The SVP described the minaret as an example of a ‘religious-political claim to dominance’ and one that threatened ‘the constitutional rights of others.’
A European Court twice concurred by dismissing Muslim protests against the ban.
It is hard to object to that when the increasingly fascist leader of Turkey, Erdogan, has bragged, “the mosques are our barracks, the domes our helmets, the minarets our bayonets and the faithful are our soldiers.” He didn’t stop there either, telling Muslim immigrants that “assimilation is a crime against humanity.”
Erdogan’s comments should not be an amber light to the West but rather a red one and should be heeded well by policy makers.
Erdogan remains the antithesis of everything the great Turkish leader Mustafa Kemal Ataturk (1881-1938) once stood for and the phony coup of recent times simply demonstrates the connivance and plotting of the current, despicable Turkish incumbent.

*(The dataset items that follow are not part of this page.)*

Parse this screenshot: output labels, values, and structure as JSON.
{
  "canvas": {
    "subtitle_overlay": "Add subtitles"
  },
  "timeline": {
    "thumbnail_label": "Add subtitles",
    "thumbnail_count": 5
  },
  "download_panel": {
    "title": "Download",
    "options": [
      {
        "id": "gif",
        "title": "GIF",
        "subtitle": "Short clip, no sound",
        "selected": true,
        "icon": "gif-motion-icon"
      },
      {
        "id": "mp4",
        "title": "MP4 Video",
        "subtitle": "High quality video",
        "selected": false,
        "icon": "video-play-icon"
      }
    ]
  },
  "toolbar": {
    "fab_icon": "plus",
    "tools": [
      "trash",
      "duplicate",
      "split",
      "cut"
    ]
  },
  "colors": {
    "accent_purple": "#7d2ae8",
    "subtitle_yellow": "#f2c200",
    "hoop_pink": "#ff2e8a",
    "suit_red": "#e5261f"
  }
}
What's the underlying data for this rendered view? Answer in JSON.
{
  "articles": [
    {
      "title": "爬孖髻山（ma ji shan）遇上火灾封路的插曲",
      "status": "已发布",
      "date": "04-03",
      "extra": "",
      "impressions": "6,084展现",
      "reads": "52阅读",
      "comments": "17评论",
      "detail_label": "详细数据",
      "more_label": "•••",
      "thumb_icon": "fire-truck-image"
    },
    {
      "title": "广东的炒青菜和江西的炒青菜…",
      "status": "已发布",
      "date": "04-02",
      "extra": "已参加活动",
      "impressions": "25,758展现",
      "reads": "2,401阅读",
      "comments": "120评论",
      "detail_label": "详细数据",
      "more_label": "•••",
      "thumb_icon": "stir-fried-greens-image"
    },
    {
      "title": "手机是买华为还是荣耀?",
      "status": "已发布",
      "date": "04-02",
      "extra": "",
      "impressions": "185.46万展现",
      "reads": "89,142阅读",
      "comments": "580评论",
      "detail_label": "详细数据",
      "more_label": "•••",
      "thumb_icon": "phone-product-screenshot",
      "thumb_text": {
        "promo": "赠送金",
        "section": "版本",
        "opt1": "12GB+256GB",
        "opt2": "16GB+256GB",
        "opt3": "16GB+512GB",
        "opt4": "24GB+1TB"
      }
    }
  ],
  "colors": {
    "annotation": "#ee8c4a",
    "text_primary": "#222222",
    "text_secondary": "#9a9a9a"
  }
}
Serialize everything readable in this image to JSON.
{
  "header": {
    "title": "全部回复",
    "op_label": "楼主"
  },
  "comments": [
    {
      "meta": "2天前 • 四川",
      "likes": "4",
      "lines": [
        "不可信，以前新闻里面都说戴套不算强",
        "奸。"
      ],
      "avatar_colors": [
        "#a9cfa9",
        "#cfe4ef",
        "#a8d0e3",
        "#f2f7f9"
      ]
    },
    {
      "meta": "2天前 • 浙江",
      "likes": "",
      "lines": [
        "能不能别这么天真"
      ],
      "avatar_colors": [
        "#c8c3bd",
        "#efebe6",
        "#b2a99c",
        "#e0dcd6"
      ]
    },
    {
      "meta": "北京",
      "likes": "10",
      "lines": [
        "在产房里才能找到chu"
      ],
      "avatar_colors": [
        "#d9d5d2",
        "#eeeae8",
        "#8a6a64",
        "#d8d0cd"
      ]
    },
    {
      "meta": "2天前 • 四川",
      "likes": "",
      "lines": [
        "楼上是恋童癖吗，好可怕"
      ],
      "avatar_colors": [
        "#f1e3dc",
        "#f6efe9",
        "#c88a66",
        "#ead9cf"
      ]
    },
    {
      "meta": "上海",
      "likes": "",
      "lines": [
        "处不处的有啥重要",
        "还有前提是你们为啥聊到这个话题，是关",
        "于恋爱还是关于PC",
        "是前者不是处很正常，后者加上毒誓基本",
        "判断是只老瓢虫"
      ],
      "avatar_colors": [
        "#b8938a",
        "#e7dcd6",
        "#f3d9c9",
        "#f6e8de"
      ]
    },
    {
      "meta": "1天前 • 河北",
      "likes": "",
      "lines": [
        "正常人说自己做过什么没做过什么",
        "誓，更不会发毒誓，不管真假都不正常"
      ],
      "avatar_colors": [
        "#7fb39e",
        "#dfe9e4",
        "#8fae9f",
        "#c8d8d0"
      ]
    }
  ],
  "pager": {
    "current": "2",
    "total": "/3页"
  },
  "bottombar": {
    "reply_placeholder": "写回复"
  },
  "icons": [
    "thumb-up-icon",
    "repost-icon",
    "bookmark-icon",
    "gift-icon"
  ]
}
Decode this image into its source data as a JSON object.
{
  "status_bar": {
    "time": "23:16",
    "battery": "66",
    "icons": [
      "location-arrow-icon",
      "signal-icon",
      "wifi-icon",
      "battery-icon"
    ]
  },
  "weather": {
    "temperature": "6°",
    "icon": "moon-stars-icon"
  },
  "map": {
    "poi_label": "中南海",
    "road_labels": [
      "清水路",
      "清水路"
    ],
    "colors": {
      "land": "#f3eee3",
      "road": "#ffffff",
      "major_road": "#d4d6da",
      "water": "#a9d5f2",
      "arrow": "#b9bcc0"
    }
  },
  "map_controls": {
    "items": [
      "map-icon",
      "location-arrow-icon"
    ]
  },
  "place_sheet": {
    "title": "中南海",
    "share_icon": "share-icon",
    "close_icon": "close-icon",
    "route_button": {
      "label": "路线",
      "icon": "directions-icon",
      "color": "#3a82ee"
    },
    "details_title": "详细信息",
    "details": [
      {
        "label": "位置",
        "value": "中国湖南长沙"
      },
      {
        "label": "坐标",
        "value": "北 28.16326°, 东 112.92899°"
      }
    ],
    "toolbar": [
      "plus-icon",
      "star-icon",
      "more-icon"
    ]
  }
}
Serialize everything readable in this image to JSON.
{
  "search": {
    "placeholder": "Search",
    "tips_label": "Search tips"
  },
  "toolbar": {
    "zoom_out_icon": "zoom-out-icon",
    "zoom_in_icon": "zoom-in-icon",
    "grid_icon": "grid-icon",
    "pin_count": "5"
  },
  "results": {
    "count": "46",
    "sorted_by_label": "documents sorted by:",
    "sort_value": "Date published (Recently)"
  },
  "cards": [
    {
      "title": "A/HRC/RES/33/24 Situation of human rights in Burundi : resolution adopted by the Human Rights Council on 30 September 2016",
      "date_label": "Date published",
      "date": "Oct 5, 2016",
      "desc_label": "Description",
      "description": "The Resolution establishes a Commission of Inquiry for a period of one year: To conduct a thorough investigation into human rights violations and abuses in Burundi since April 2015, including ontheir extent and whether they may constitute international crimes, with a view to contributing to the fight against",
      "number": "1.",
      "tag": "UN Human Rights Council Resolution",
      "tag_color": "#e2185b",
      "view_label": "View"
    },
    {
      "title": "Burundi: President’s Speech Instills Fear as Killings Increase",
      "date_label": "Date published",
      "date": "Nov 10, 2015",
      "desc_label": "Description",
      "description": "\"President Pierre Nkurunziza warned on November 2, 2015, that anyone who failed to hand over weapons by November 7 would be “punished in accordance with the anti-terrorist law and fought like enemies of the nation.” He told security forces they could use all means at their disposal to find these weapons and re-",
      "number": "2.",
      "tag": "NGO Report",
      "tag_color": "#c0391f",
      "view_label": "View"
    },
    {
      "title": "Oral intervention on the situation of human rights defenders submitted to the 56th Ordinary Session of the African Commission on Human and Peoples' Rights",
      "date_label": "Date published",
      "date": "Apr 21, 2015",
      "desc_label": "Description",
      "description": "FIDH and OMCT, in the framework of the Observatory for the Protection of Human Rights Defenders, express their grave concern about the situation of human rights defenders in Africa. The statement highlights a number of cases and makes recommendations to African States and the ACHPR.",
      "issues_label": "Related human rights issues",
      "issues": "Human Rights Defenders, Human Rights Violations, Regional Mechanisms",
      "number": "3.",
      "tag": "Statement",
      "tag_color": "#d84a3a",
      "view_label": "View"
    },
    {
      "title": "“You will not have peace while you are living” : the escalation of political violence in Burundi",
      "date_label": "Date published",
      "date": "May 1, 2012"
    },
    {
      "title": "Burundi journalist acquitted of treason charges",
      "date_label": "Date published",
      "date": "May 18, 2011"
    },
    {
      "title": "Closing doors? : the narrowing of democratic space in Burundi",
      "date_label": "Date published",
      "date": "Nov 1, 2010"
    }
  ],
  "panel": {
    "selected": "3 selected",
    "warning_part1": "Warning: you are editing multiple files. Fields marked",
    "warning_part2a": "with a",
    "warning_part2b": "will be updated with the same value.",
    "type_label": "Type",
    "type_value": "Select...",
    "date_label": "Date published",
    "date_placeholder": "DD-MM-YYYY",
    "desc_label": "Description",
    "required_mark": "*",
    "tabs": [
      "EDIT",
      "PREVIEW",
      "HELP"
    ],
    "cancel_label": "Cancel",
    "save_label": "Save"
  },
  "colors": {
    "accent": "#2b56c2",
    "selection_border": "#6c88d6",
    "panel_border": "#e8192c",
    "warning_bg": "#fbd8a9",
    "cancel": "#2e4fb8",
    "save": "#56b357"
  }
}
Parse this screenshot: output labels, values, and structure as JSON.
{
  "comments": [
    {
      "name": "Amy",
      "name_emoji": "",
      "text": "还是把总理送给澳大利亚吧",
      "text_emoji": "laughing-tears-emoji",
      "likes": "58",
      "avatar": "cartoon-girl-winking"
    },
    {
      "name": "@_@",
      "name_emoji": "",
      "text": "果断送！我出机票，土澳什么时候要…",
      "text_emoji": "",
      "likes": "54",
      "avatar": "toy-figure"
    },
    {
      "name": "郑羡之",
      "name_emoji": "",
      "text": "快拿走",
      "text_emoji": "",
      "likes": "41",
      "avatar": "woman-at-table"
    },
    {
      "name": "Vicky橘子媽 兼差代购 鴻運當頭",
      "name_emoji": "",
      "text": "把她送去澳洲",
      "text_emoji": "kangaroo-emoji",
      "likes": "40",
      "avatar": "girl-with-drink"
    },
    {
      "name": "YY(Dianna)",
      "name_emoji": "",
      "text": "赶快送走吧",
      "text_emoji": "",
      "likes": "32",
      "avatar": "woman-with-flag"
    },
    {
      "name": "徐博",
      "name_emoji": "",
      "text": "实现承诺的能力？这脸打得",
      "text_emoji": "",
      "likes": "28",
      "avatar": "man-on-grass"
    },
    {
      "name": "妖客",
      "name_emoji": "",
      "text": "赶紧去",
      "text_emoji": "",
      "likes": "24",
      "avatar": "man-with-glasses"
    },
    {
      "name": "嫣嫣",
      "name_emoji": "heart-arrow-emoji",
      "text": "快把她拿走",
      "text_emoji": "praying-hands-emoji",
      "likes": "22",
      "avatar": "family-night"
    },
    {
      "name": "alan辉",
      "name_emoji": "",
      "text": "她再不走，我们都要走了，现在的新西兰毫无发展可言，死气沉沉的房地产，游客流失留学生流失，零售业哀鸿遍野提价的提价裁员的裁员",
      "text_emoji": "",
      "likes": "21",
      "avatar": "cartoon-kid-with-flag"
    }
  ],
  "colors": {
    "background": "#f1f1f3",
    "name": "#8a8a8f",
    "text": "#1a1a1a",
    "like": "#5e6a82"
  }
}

 Elsewhere Western voters are calling out for leadership and for the entry only of immigrants prepared to integrate fully.
Malcolm Turnbull’s response was to invite a hate preacher to visit Kirribilli House, for a post-Ramadan dinner, just before the 2016 election. This ‘first’ by an Australian PM was one of the reasons for the dramatic reduction of his numbers to the barest one seat majority at the ensuing poll.
In pandering to the most aggressive religion on the planet, and one of the smallest in Australia, Turnbull was simply seen as the new Neville Chamberlain.
When the Islamic apostle of hate was exposed by the media, Australia’s most politically correct chameleon then said it was “totally unacceptable” and blamed his office for not vetting the guest list!
Clearly Turnbull is no adherent to the Harry Truman School of where the buck stops and, unlike Zwingli, the Australian PM will never fall, defending the faith, customs and tradition of this nation.